Buna göre suça teşebbüs, işlenmesi kast olunan bir suçun icrasına elverişli araçlarla başlanmasından sonra, elde olmayan nedenlerle suçun tamamlanamamasıdır. Maddenin açık hükmüne göre, icra hareketlerinin yarıda kalması ya da sonucun meydana gelmemesi failin iradesi dışındaki engel nedenlerden ileri gelmelidir.
5237 sayılı TCK’nın teşebbüsü düzenleyen 35. maddesinde; 765 sayılı TCK’nın aksine teşebbüs halinde cezanın belirlenmesi ile ilgili olarak eksik teşebbüs – tam teşebbüs ayrımına yer verilmemiş, adil ve eşit bir cezalandırma bakımından teşebbüs hareketinin meydana getirdiği zarar veya tehlikenin ağırlığının esas alınması öngörülmüştür.

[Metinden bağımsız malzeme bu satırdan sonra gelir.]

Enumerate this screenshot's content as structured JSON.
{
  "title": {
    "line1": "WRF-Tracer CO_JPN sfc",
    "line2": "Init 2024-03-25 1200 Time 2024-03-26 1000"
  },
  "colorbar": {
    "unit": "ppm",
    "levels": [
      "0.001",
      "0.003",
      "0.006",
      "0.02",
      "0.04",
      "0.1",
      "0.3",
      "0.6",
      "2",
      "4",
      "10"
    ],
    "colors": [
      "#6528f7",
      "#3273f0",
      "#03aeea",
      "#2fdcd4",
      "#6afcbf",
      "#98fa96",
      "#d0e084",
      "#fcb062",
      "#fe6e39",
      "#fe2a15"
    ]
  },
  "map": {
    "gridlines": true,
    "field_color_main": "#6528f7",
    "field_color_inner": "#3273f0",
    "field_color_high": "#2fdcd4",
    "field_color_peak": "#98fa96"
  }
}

Öte yandan, suça teşebbüsle ilgili değerlendirme yapılabilmesi, failin hangi suçu işlemeyi kastettiğinin belirlenmesini gerektirir ki buna subjektif unsur denir. Failin gerçekleştirdiği davranış ile bir suçu işlemeye teşebbüs edip etmediğini, eğer etmişse hangi suça teşebbüs ettiğini belirleyebilmek için öncelikle kastın varlığının belirlenmesi gerekmektedir. Başka bir deyişle, tıpkı tamamlanmış suçta olduğu gibi, teşebbüs aşamasında kalan suçta da, işlenmek istenen suç tipindeki bütün unsurlar failce bilinmelidir (Suç Teorisi, Kayıhan İçel, Füsun Sokullu-Akıncı, İzzet Özgenç, Adem Sözüer, Fatih S. Mahmutoğlu, Yener Ünver 2. Kitap, 2. Baskı, İstanbul, 2000, s. 315).

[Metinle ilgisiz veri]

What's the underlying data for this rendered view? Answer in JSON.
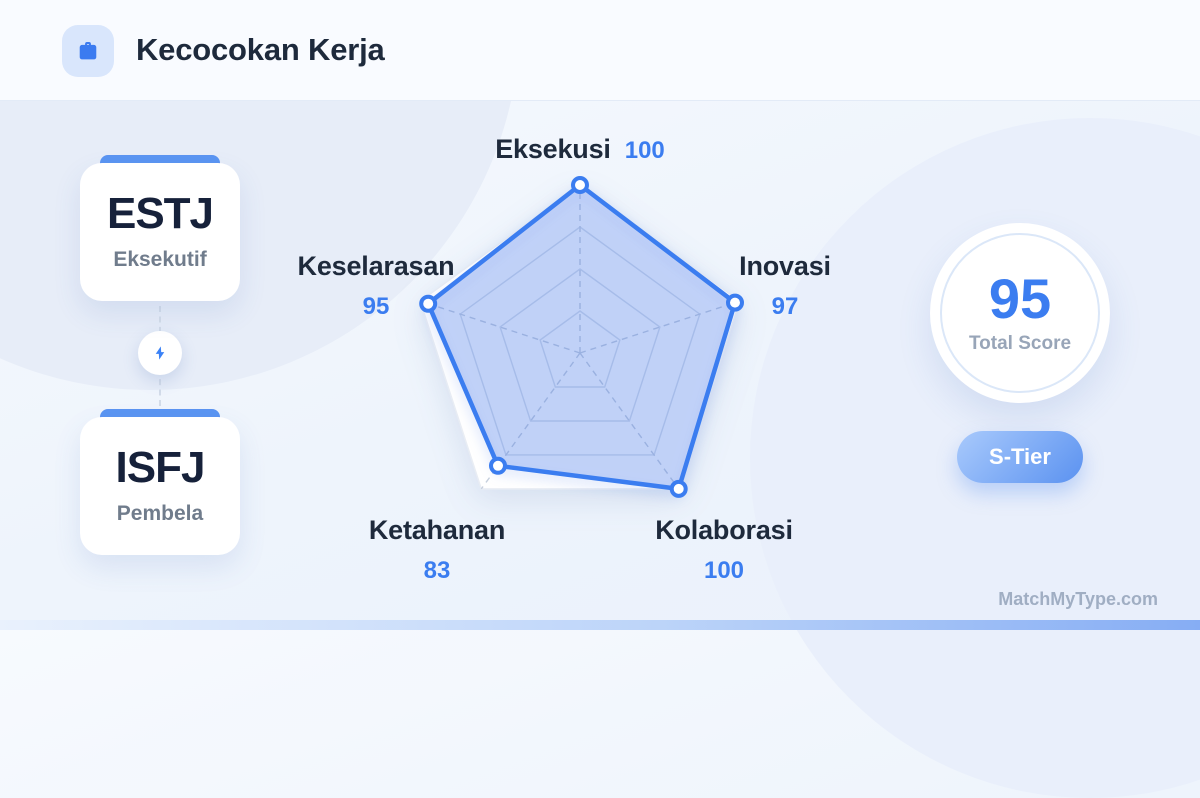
{
  "header": {
    "title": "Kecocokan Kerja",
    "icon": "briefcase-icon"
  },
  "pair": {
    "top": {
      "code": "ESTJ",
      "name": "Eksekutif"
    },
    "connector_icon": "lightning-bolt-icon",
    "bottom": {
      "code": "ISFJ",
      "name": "Pembela"
    }
  },
  "chart_data": {
    "type": "radar",
    "categories": [
      "Eksekusi",
      "Inovasi",
      "Kolaborasi",
      "Ketahanan",
      "Keselarasan"
    ],
    "values": [
      100,
      97,
      100,
      83,
      95
    ],
    "max": 100,
    "rings": [
      25,
      50,
      75,
      100
    ],
    "grid": "pentagon, dashed radial axes",
    "legend": "none",
    "accent": "#3b7df0",
    "fill": "rgba(70,120,235,0.28)"
  },
  "score": {
    "value": "95",
    "label": "Total Score",
    "tier": "S-Tier"
  },
  "watermark": "MatchMyType.com",
  "colors": {
    "accent_blue": "#3b7df0",
    "dark_navy": "#1e2a3c",
    "card_tab_blue": "#5b95f2",
    "muted_gray": "#707c8c",
    "badge_gradient_start": "#a9cafc",
    "badge_gradient_end": "#5b92f0"
  }
}
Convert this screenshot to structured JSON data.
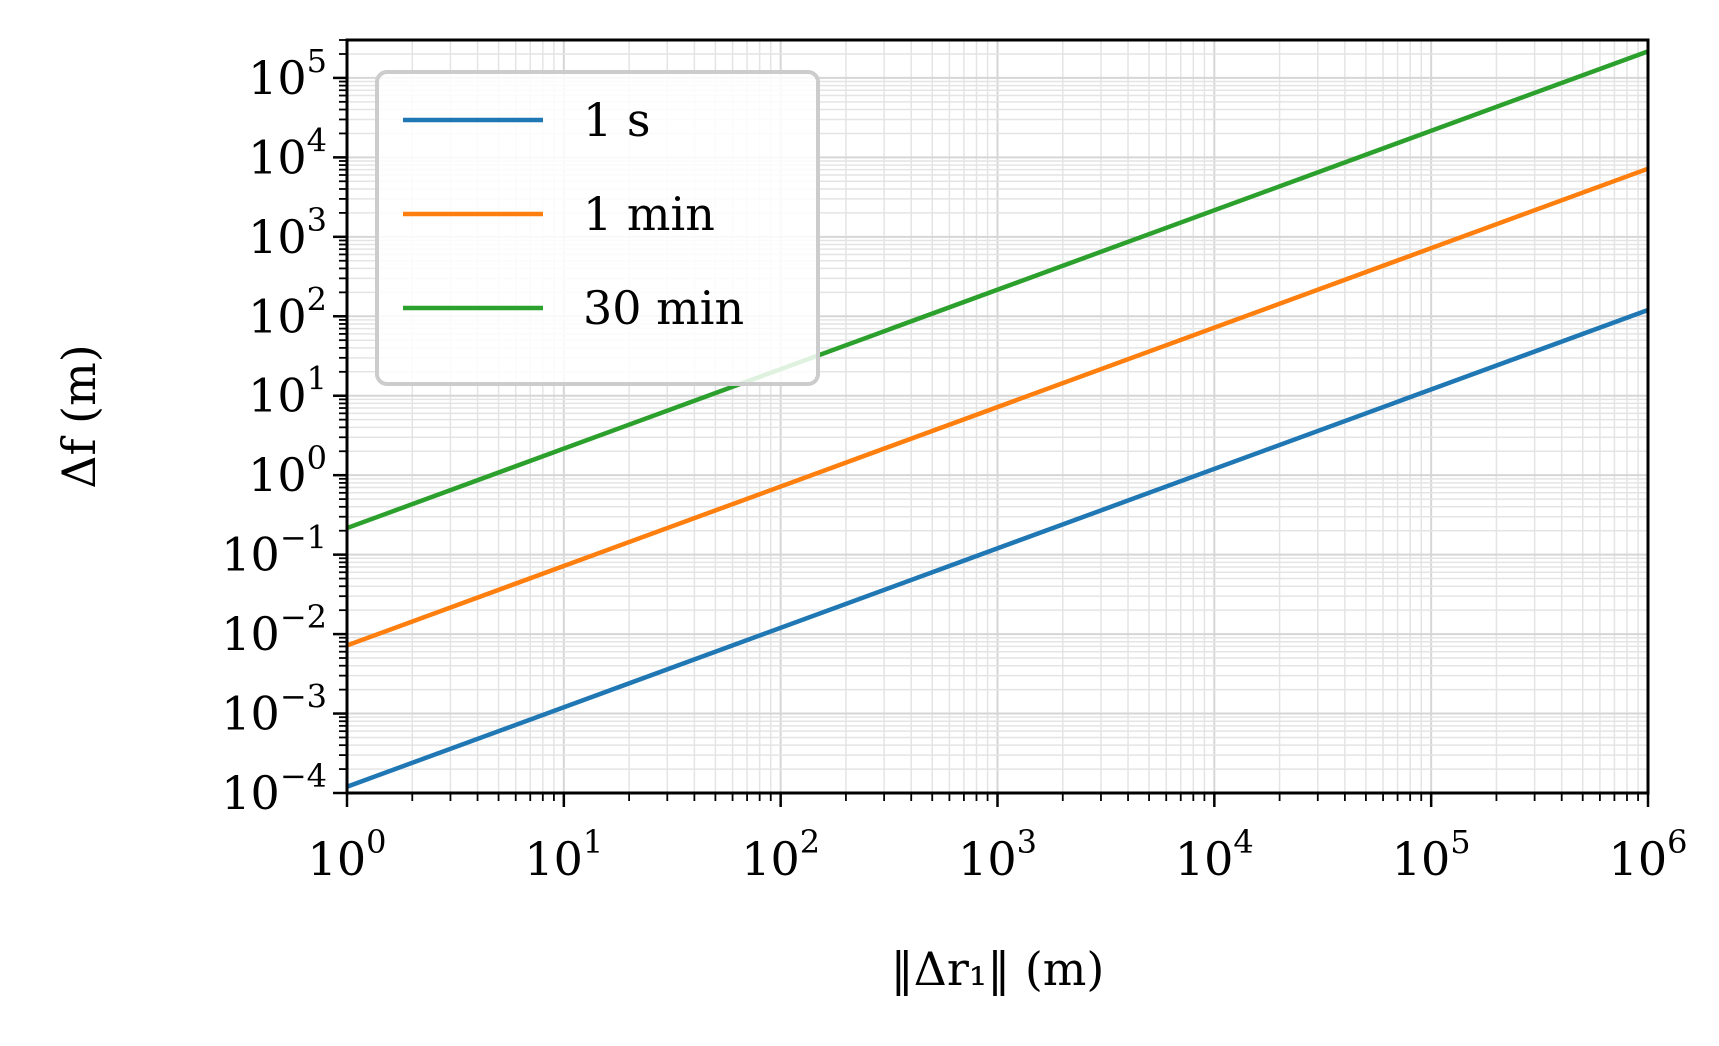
{
  "chart_data": {
    "type": "line",
    "x_scale": "log",
    "y_scale": "log",
    "xlim": [
      1,
      1000000
    ],
    "ylim": [
      0.0001,
      300000
    ],
    "xlabel": "‖Δr₁‖ (m)",
    "ylabel": "Δf (m)",
    "grid": true,
    "legend_position": "top-left",
    "x_ticks": [
      {
        "base": "10",
        "exp": "0"
      },
      {
        "base": "10",
        "exp": "1"
      },
      {
        "base": "10",
        "exp": "2"
      },
      {
        "base": "10",
        "exp": "3"
      },
      {
        "base": "10",
        "exp": "4"
      },
      {
        "base": "10",
        "exp": "5"
      },
      {
        "base": "10",
        "exp": "6"
      }
    ],
    "y_ticks": [
      {
        "base": "10",
        "exp": "−4"
      },
      {
        "base": "10",
        "exp": "−3"
      },
      {
        "base": "10",
        "exp": "−2"
      },
      {
        "base": "10",
        "exp": "−1"
      },
      {
        "base": "10",
        "exp": "0"
      },
      {
        "base": "10",
        "exp": "1"
      },
      {
        "base": "10",
        "exp": "2"
      },
      {
        "base": "10",
        "exp": "3"
      },
      {
        "base": "10",
        "exp": "4"
      },
      {
        "base": "10",
        "exp": "5"
      }
    ],
    "series": [
      {
        "name": "1 s",
        "color": "#1f77b4",
        "x": [
          1,
          1000000
        ],
        "y": [
          0.00012,
          120
        ]
      },
      {
        "name": "1 min",
        "color": "#ff7f0e",
        "x": [
          1,
          1000000
        ],
        "y": [
          0.0072,
          7200
        ]
      },
      {
        "name": "30 min",
        "color": "#2ca02c",
        "x": [
          1,
          1000000
        ],
        "y": [
          0.216,
          216000
        ]
      }
    ]
  }
}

Bu husus, YCGK’nın 765 sayılı TCK’nın yürürlükte olduğu dönemde verilmiş olup kabul edilen ilkeler açısından 5237 sayılı TCK’nın teşebbüse ilişkin 35. maddesi yönüyle de varlığını devam ettiren 04.06.1990 tarihli ve 101-156 sayılı kararında da; “Teşebbüste aranan kast, icrasına başlanmış cürmü teşebbüs aşamasında bırakma kastı olmayıp, söz konusu suçu tamamlamaya yönelmiş kasttır.” şeklinde açıklanmıştır.

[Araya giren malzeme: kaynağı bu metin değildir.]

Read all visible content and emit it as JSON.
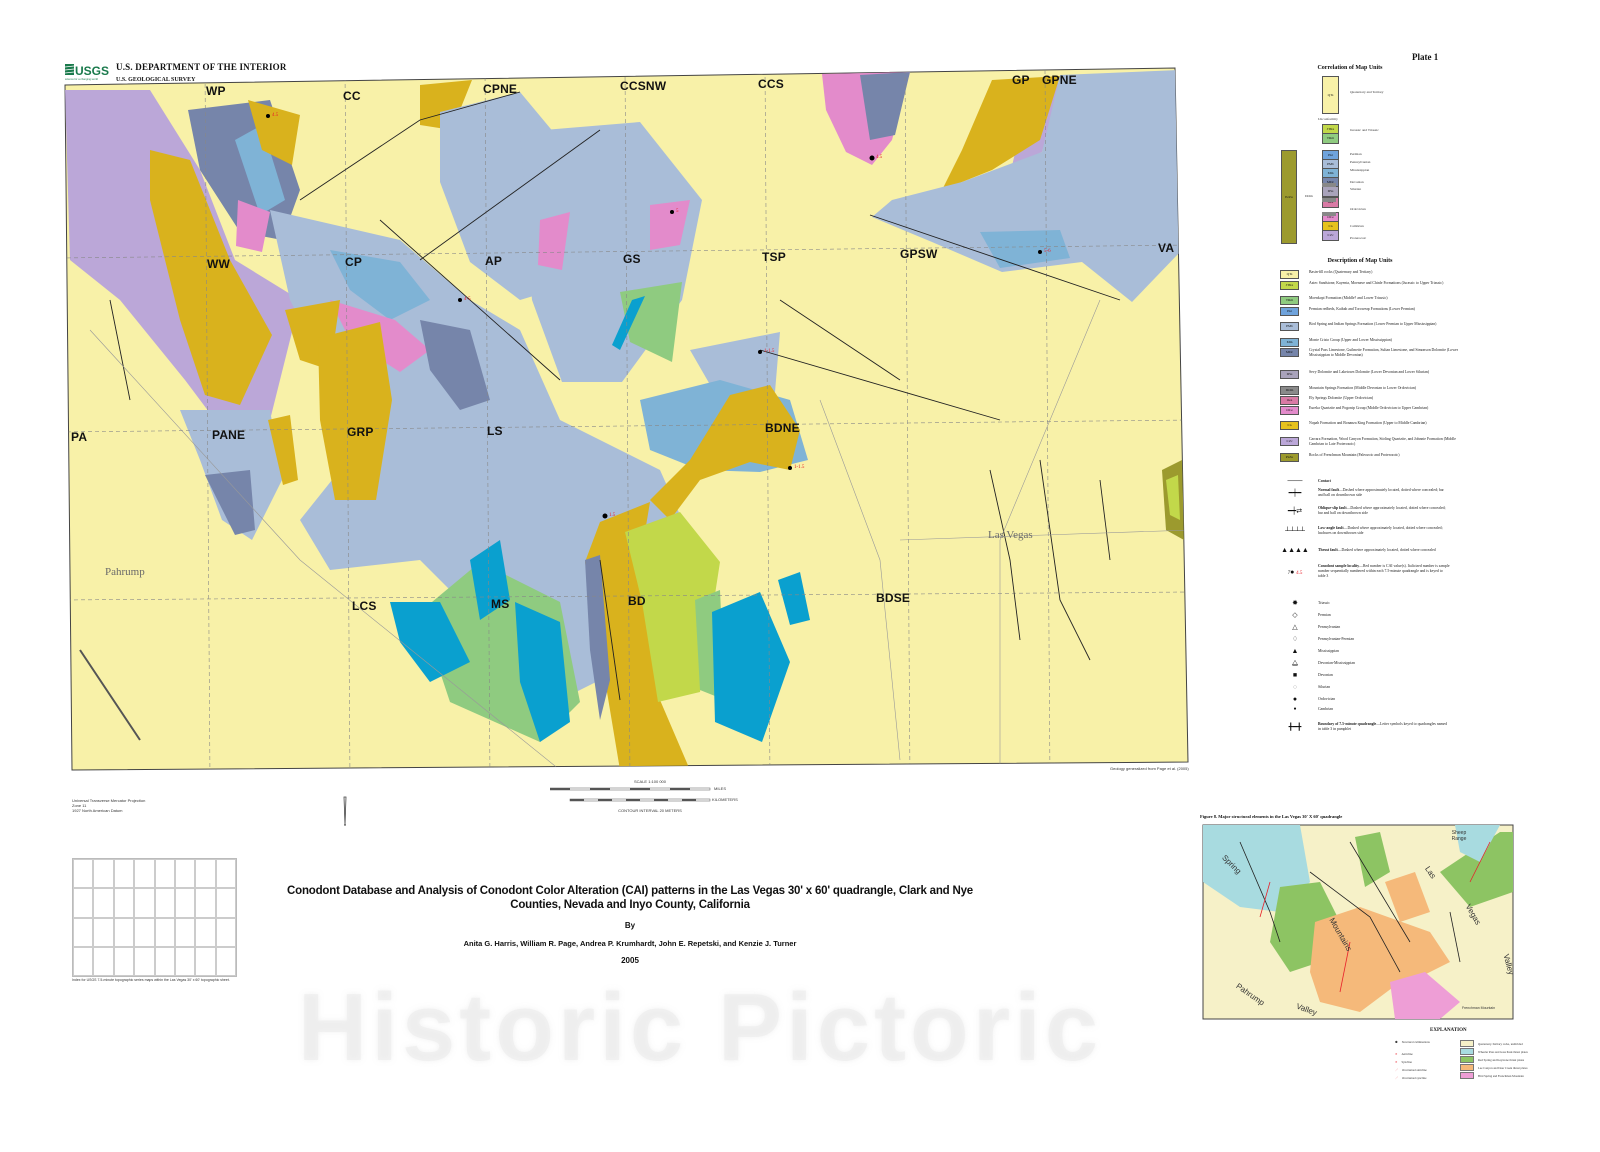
{
  "header": {
    "agency_logo": "USGS",
    "logo_tagline": "science for a changing world",
    "department": "U.S. DEPARTMENT OF THE INTERIOR",
    "survey": "U.S. GEOLOGICAL SURVEY",
    "plate": "Plate 1"
  },
  "map": {
    "quad_labels": [
      "WP",
      "CC",
      "CPNE",
      "CCSNW",
      "CCS",
      "GP",
      "GPNE",
      "WW",
      "CP",
      "AP",
      "GS",
      "TSP",
      "GPSW",
      "VA",
      "PA",
      "PANE",
      "GRP",
      "LS",
      "BDNE",
      "LCS",
      "MS",
      "BD",
      "BDSE"
    ],
    "places": [
      "Pahrump",
      "Las Vegas"
    ],
    "projection": [
      "Universal Transverse Mercator Projection",
      "Zone 11",
      "1927 North American Datum"
    ],
    "scale": {
      "title": "SCALE 1:100 000",
      "miles_label": "MILES",
      "km_label": "KILOMETERS",
      "contour": "CONTOUR INTERVAL 20 METERS"
    },
    "source_note": "Geology generalized from Page et al. (2005)",
    "colors": {
      "basin_fill": "#f8f1a8",
      "gray_blue": "#a9bdd8",
      "slate": "#7685aa",
      "blue": "#0aa0cf",
      "green": "#8fcb80",
      "lime": "#c2d84a",
      "gold": "#d9b21d",
      "purple": "#bba7d8",
      "pink": "#e38bcb",
      "red_cai": "#e8202a"
    }
  },
  "correlation": {
    "title": "Correlation of Map Units",
    "units": [
      "QTs",
      "JTRa",
      "TRm",
      "Pkt",
      "PMb",
      "Mm",
      "MDc",
      "DSs",
      "Oes",
      "OCe",
      "Cn",
      "CZc",
      "PzZu",
      "DOm"
    ],
    "labels": [
      "Quaternary and Tertiary",
      "Jurassic and Triassic",
      "Permian",
      "Pennsylvanian",
      "Mississippian",
      "Devonian",
      "Silurian",
      "Ordovician",
      "Cambrian",
      "Proterozoic"
    ],
    "unconformity": "Unconformity"
  },
  "description": {
    "title": "Description of Map Units",
    "units": [
      {
        "code": "QTs",
        "color": "#f8f1a8",
        "text": "Basin-fill rocks (Quaternary and Tertiary)"
      },
      {
        "code": "JTRa",
        "color": "#c2d84a",
        "text": "Aztec Sandstone, Kayenta, Moenave and Chinle Formations (Jurassic to Upper Triassic)"
      },
      {
        "code": "TRm",
        "color": "#8fcb80",
        "text": "Moenkopi Formation (Middle? and Lower Triassic)"
      },
      {
        "code": "Pkt",
        "color": "#6fa3dc",
        "text": "Permian redbeds, Kaibab and Toroweap Formations (Lower Permian)"
      },
      {
        "code": "PMb",
        "color": "#a9bdd8",
        "text": "Bird Spring and Indian Springs Formation (Lower Permian to Upper Mississippian)"
      },
      {
        "code": "Mm",
        "color": "#7fb3d6",
        "text": "Monte Cristo Group (Upper and Lower Mississippian)"
      },
      {
        "code": "MDc",
        "color": "#7685aa",
        "text": "Crystal Pass Limestone, Guilmette Formation, Sultan Limestone, and Simonson Dolomite (Lower Mississippian to Middle Devonian)"
      },
      {
        "code": "DSs",
        "color": "#a9a3bb",
        "text": "Sevy Dolomite and Laketown Dolomite (Lower Devonian and Lower Silurian)"
      },
      {
        "code": "DOm",
        "color": "#8a8a8a",
        "text": "Mountain Springs Formation (Middle Devonian to Lower Ordovician)"
      },
      {
        "code": "Oes",
        "color": "#d97aa5",
        "text": "Ely Springs Dolomite (Upper Ordovician)"
      },
      {
        "code": "OCe",
        "color": "#e38bcb",
        "text": "Eureka Quartzite and Pogonip Group (Middle Ordovician to Upper Cambrian)"
      },
      {
        "code": "Cn",
        "color": "#e6c21d",
        "text": "Nopah Formation and Bonanza King Formation (Upper to Middle Cambrian)"
      },
      {
        "code": "CZc",
        "color": "#bba7d8",
        "text": "Carrara Formation, Wood Canyon Formation, Stirling Quartzite, and Johnnie Formation (Middle Cambrian to Late Proterozoic)"
      },
      {
        "code": "PzZu",
        "color": "#9c9a2e",
        "text": "Rocks of Frenchman Mountain (Paleozoic and Proterozoic)"
      }
    ]
  },
  "symbols": [
    {
      "icon": "contact-line",
      "label": "Contact",
      "note": ""
    },
    {
      "icon": "normal-fault",
      "label": "Normal fault",
      "note": "—Dashed where approximately located, dotted where concealed; bar and ball on downthrown side"
    },
    {
      "icon": "oblique-slip-fault",
      "label": "Oblique-slip fault",
      "note": "—Dashed where approximately located, dotted where concealed; bar and ball on downthrown side"
    },
    {
      "icon": "low-angle-fault",
      "label": "Low-angle fault",
      "note": "—Dashed where approximately located, dotted where concealed; hachures on downthrown side"
    },
    {
      "icon": "thrust-fault",
      "label": "Thrust fault",
      "note": "—Dashed where approximately located, dotted where concealed"
    },
    {
      "icon": "sample-locality",
      "label": "Conodont sample locality",
      "note": "—Red number is CAI value(s). Italicized number is sample number sequentially numbered within each 7.5-minute quadrangle and is keyed to table 3"
    },
    {
      "icon": "triassic",
      "label": "Triassic",
      "note": ""
    },
    {
      "icon": "permian",
      "label": "Permian",
      "note": ""
    },
    {
      "icon": "pennsylvanian",
      "label": "Pennsylvanian",
      "note": ""
    },
    {
      "icon": "pennsylvanian-permian",
      "label": "Pennsylvanian-Permian",
      "note": ""
    },
    {
      "icon": "mississippian",
      "label": "Mississippian",
      "note": ""
    },
    {
      "icon": "devonian-mississippian",
      "label": "Devonian-Mississippian",
      "note": ""
    },
    {
      "icon": "devonian",
      "label": "Devonian",
      "note": ""
    },
    {
      "icon": "silurian",
      "label": "Silurian",
      "note": ""
    },
    {
      "icon": "ordovician",
      "label": "Ordovician",
      "note": ""
    },
    {
      "icon": "cambrian",
      "label": "Cambrian",
      "note": ""
    },
    {
      "icon": "quadrangle-boundary",
      "label": "Boundary of 7.5-minute quadrangle",
      "note": "—Letter symbols keyed to quadrangles named in table 3 in pamphlet"
    }
  ],
  "sample_legend": {
    "sample_no": "7",
    "cai": "4.5"
  },
  "title_block": {
    "title": "Conodont Database and Analysis of Conodont Color Alteration (CAI) patterns in the Las Vegas 30' x 60' quadrangle, Clark and Nye Counties, Nevada and Inyo County, California",
    "by": "By",
    "authors": "Anita G. Harris, William R. Page, Andrea P. Krumhardt, John E. Repetski, and Kenzie J. Turner",
    "year": "2005"
  },
  "index_map": {
    "caption": "Index for USGS 7.5-minute topographic series maps within the Las Vegas 30' x 60' topographic sheet."
  },
  "inset": {
    "caption": "Figure 8. Major structural elements in the Las Vegas 30' X 60' quadrangle",
    "labels": [
      "Spring",
      "Mountains",
      "Pahrump",
      "Valley",
      "Las",
      "Vegas",
      "Valley",
      "Sheep Range",
      "Frenchman Mountain"
    ],
    "explanation_title": "EXPLANATION",
    "explanation_items": [
      "Structural culminations",
      "Anticline",
      "Syncline",
      "Overturned anticline",
      "Overturned syncline",
      "Quaternary-Tertiary rocks, undivided",
      "Wheeler Pass and Gass Peak thrust plates",
      "Red Spring and Keystone thrust plates",
      "Lee Canyon and Deer Creek thrust plates",
      "Bird Spring and Frenchman Mountain"
    ]
  },
  "watermark": "Historic Pictoric"
}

Kasten yaralama suçu ile kasten öldürme suçuna teşebbüs arasındaki ayırıcı kriter manevi unsurun farklılığına dayandığından, sanığın kastının öldürmeye mi, yoksa yaralamaya mı yönelik olduğunun çözülmesi gerekmektedir.
TCK’nın 21/1. maddesine göre, suçun kanuni tanımındaki unsurlarının bilerek ve istenerek gerçekleştirilmesi olan ve failin iç dünyasını ilgilendiren kast, dış dünyaya yansıyan davranışlara bakılarak, daha açık bir ifadeyle, failin olay öncesi, olay sırası ve olay sonrası davranışları ölçü alınarak belirlenmelidir.
İlkeleri, YCGK’nın istikrar bulunan ve süregelen kararlarında açıklandığı üzere, bir eylemin kasten öldürmeye teşebbüsü oluşturup oluşturmayacağının belirlenmesinde; fail ile mağdur arasında husumet bulunup bulunmadığı, varsa husumetin nedeni ve derecesi, failin suçta kullandığı saldırı aletinin niteliği, darbe sayısı ve şiddeti, mağdurun vücudunda yara meydana gelmiş ise bu yaraların yerleri, nitelik ve nicelikleri, hedef seçme imkânı olup olmadığı, failin fiiline kendiliğinden mi, yoksa engel bir nedenden dolayı mı son verdiği gibi ölçütler esas alınmalıdır.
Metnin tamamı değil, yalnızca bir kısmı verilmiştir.